現代性が古代と、もっとも類似している点は、そのはかなさにある。『悪の華』が今日まで変わることなく共感を得ているのは、大都市が初めて登場したときに大都市が見せたある特定の側面と関連している。この側面はもっとも予想しがたいものである。ボードレールが詩句の中でパリを喚起するときに彼の中で共振しているものは、大都市というもののもつ脆さと壊れやすさなのである。そうした脆さと壊れやすさがもっとも完全に描かれているのは、おそらく「朝の薄明」(『悪の華』の「パリ風景」の中の詩篇)であろう。「朝の薄明」は都市を素材にして、目覚めゆく者の啜り泣きを摸して作られたものである。しかし、こうした側面は多かれ少なかれ「パリ風景」の詩すべてに共通している。この側面は、都市の透明性に現れている。そうした透明性は、たとえば「太陽」(「パリ風景」中の詩篇)でみごとに浮かび上がって来るし、「白鳥」(同)におけるルーヴル宮殿アレゴリー的喚起にも姿を現わす。(p.246)


岩波版パサージュ論全5冊のうち、ボードレールに関する草稿だけを集めた巻。

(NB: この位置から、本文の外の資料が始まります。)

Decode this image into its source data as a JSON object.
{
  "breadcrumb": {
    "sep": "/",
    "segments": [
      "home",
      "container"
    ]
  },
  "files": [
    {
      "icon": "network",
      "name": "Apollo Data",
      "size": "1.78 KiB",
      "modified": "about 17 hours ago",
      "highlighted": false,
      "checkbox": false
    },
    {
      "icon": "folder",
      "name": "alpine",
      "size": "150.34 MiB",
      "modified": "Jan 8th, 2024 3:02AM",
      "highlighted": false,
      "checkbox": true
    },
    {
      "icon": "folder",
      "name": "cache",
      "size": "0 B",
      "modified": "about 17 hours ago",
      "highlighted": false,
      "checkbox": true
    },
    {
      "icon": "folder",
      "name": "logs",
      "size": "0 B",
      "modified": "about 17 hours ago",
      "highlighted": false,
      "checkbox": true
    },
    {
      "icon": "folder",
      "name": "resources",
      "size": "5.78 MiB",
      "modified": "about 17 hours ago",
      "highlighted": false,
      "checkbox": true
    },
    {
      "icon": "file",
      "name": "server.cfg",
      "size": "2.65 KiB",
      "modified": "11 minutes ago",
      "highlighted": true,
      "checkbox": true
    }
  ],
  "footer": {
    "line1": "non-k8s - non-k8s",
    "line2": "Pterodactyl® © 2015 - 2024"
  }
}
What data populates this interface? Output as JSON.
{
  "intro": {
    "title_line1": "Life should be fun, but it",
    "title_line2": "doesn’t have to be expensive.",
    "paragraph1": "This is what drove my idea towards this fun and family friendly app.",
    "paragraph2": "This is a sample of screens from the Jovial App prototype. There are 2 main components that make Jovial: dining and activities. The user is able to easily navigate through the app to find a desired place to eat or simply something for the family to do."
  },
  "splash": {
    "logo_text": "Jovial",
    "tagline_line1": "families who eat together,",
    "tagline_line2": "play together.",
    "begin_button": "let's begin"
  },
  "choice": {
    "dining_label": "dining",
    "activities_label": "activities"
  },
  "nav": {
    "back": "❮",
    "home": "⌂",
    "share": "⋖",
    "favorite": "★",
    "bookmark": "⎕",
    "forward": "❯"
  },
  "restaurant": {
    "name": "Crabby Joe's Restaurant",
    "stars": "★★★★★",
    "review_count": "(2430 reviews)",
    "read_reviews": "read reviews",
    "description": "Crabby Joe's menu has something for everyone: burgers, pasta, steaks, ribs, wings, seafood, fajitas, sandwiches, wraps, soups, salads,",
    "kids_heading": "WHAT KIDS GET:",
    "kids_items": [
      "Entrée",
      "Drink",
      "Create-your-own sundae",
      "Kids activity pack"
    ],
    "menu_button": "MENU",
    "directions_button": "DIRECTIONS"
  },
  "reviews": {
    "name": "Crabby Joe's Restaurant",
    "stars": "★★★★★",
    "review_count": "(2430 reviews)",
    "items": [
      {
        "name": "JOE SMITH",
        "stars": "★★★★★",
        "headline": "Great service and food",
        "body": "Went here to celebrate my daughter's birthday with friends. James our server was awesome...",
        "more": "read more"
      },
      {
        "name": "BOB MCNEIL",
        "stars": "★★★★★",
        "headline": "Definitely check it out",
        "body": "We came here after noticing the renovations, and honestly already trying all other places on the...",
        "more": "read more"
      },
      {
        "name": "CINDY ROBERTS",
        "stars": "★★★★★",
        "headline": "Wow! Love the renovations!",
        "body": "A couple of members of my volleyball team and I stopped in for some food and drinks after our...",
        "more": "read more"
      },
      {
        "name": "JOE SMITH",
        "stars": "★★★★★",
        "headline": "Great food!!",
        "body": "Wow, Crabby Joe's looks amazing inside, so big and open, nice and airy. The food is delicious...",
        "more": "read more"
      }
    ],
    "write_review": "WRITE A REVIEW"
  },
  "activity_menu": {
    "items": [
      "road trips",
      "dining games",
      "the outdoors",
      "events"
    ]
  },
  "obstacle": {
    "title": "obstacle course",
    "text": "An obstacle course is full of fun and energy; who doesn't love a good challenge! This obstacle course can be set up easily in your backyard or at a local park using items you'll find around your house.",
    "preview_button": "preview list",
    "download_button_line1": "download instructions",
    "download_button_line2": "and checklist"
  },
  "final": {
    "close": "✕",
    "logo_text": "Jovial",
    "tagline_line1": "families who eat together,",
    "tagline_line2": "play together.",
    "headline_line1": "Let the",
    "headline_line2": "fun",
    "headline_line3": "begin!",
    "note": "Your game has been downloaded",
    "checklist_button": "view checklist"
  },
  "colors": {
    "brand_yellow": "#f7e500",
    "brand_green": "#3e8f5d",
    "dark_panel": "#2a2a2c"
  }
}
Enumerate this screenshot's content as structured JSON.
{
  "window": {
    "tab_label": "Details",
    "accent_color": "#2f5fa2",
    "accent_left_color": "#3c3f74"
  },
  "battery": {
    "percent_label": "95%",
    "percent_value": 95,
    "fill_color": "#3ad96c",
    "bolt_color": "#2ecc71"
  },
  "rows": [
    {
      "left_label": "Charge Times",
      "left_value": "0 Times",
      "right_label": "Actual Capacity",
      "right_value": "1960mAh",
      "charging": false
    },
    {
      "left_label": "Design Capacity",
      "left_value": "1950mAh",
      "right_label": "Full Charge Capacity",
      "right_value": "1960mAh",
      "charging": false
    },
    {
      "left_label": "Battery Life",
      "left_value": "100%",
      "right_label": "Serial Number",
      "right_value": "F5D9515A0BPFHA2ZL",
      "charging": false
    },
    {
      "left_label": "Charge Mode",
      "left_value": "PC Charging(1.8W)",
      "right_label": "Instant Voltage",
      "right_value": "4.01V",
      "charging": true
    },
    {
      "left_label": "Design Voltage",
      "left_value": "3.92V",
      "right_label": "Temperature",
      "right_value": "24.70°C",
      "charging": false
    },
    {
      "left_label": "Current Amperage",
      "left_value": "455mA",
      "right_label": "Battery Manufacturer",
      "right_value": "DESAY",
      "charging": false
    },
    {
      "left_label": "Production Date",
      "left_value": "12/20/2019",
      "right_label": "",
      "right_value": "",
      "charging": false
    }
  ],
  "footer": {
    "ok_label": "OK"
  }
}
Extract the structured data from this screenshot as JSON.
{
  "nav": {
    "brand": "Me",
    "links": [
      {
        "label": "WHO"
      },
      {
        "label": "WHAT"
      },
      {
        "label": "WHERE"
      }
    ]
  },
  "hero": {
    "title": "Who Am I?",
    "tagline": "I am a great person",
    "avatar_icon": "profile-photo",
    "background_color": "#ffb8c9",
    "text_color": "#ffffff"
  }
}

ベンヤミン自身がボードレールの作品や書簡に抱いた感想をメモしたもの、他の批評家の意見の抜粋など、膨大な断章で構成されている。ボードレールの没年が1867年でベンヤミンの生年が1892年だから、それにふさわしい距離感がある。つまり「悪の華」などのまとまった作品だけではなく、実際にボードレールに会った人の感想や、ボードレールベンヤミンの間の時代に位置する人の意見を気に留めるという点が見られる。
解説でも述べられているが、これだけのメモが残っていたら、ここからベンヤミンが書くはずだったボードレール論を再現したい、という気持ちが湧くのは読者として自然なことだろう。